Une figure du rock en France s’est éteinte… laissant un vide pour Sylvie Vartan et les Yéyés

Il fut l’un des premiers à faire vibrer la jeunesse française au son du rock naissant. Frankie Jordan, musicien discret mais incontournable des années Yéyé,
est décédé à l’âge de 86 ans, laissant derrière lui une trace indélébile dans l’histoire de la chanson française.

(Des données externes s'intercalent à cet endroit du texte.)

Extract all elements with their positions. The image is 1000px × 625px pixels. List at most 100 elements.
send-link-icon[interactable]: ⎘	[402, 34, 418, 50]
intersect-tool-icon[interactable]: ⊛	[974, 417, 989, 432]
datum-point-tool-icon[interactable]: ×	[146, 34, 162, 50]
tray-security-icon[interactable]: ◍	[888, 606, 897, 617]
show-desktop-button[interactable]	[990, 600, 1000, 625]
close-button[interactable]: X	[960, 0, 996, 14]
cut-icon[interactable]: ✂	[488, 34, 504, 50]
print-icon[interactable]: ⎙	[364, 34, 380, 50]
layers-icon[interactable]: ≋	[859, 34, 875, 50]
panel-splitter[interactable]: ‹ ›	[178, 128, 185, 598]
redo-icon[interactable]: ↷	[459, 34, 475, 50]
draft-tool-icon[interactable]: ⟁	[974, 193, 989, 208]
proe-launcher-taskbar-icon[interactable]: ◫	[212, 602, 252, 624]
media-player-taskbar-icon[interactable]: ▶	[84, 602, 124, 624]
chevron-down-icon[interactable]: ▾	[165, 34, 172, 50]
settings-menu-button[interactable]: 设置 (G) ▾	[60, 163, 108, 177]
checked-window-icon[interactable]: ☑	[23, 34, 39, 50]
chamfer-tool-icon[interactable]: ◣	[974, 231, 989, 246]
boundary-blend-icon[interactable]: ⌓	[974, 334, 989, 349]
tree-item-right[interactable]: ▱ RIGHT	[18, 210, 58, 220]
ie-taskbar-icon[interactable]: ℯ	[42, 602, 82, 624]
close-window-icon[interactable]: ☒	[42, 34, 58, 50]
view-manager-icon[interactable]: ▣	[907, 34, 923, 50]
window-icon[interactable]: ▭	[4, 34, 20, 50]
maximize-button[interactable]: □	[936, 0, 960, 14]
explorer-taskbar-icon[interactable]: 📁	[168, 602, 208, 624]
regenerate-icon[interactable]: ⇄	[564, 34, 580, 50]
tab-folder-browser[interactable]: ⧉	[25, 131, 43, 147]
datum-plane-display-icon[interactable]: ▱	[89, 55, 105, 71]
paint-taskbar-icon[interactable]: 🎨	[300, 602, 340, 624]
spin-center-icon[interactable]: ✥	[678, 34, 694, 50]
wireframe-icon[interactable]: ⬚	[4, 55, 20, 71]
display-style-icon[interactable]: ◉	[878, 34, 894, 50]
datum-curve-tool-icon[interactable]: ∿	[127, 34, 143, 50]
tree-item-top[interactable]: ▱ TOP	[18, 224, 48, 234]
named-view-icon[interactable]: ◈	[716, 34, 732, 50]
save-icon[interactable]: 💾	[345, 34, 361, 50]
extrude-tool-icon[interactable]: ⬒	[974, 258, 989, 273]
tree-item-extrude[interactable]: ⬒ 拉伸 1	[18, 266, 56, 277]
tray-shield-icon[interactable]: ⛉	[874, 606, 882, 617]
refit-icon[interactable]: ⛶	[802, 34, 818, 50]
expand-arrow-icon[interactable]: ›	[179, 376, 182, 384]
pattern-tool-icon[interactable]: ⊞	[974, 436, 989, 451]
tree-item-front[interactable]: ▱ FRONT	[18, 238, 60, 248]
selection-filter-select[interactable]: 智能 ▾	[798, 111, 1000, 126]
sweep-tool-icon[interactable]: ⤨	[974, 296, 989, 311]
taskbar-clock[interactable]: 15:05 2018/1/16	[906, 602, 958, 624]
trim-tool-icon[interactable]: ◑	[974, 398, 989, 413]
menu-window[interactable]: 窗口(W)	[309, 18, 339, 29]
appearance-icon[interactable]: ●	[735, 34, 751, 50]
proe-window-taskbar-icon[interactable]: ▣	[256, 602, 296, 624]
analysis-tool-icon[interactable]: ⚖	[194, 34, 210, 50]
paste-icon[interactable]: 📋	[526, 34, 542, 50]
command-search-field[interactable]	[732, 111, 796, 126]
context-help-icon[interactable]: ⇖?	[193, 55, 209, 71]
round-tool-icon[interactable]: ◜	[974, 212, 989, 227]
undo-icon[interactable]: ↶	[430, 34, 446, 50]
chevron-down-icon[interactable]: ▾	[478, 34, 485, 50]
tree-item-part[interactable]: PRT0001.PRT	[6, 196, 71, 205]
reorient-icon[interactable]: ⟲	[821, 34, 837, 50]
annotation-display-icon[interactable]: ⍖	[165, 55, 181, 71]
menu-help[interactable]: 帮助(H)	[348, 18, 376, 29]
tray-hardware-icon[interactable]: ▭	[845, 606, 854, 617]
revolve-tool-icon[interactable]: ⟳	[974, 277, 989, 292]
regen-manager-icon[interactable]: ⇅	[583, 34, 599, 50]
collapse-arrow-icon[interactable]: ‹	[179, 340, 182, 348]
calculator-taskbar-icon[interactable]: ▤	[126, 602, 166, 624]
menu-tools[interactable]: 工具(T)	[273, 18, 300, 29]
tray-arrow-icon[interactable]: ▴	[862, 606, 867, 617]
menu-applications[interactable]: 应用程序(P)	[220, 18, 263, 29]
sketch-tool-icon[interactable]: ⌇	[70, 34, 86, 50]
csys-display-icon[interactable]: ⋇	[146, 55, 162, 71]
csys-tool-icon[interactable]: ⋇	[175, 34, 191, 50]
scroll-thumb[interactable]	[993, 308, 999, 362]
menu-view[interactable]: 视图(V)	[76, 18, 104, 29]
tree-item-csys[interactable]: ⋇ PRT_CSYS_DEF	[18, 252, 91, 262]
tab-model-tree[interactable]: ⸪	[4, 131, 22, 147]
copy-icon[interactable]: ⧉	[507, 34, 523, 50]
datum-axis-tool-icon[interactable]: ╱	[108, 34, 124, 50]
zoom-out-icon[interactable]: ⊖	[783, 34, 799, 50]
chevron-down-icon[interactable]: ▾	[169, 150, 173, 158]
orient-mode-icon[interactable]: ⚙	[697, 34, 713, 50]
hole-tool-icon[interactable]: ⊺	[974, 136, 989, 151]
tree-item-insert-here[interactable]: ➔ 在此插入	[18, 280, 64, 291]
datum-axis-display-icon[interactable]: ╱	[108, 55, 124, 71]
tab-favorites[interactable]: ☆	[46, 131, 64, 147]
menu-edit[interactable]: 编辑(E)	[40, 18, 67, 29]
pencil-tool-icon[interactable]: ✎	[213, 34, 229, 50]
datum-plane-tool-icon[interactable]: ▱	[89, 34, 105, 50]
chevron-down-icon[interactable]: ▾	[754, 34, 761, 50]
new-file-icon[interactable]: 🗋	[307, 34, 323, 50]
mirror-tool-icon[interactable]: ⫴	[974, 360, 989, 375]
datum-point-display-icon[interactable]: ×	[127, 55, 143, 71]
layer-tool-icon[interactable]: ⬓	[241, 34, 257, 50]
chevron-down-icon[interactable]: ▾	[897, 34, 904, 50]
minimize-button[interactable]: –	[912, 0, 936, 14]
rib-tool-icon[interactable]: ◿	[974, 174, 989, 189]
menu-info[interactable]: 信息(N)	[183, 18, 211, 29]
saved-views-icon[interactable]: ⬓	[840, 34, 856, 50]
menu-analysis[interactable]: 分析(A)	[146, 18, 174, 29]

Le monde de la musique française est en deuil. Frankie Jordan, de son vrai nom Claude Benzaquen, s’est éteint ce mercredi 4 juin 2025 à Neuilly-sur-Seine, des suites d’un cancer.
Né à Oran, en Algérie, en juillet 1938, il avait été l’un des visages emblématiques du rock en France, au tournant des années 1960.
Son style, fortement influencé par le jazz et le blues, l’avait poussé dans les clubs de musique, derrière un piano, avant que Daniel Filipacchi, figure de Decca Records, ne le repère.
Dès son premier single en 1960, une adaptation de « You Talk Too Much » intitulée Tu parles trop, le succès est immédiat. Le ton est donné : Frankie Jordan devient un ambassadeur du rock américain adapté au public francophone.
Le duo culte avec Sylvie Vartan : un tremplin inattendu
En 1961, il enregistre Panne d’essence, version française du titre Out of Gas de Floyd Robinson. Initialement prévu en duo avec Gillian Hills,
c’est finalement une toute jeune Sylvie Vartan qui l’accompagne. Le morceau devient un tube emblématique, propulsant Vartan sur le devant de la scène, et consacrant Jordan comme un acteur central de la vague Yéyé.
Ce duo, resté dans les mémoires, incarne une époque où la scène musicale française s’ouvre à de nouveaux rythmes, de nouvelles attitudes.
Frankie Jordan participe cette même année au premier festival international de rock en France, organisé au Palais des Sports de Paris. Un moment fondateur.
Une carrière musicale courte, mais marquante

Malgré sa popularité croissante, Frankie Jordan fait le choix étonnant de quitter la scène en 1963, à peine trois ans après ses débuts discographiques.
Il décide de se consacrer entièrement à sa profession de chirurgien-dentiste, métier qu’il n’a jamais abandonné pendant sa brève carrière musicale.
Il exercera à Paris, tout en enseignant à la faculté de Montrouge, gagnant le respect de ses pairs dans un tout autre domaine. Un parcours double, entre art et science, peu commun dans le paysage culturel français.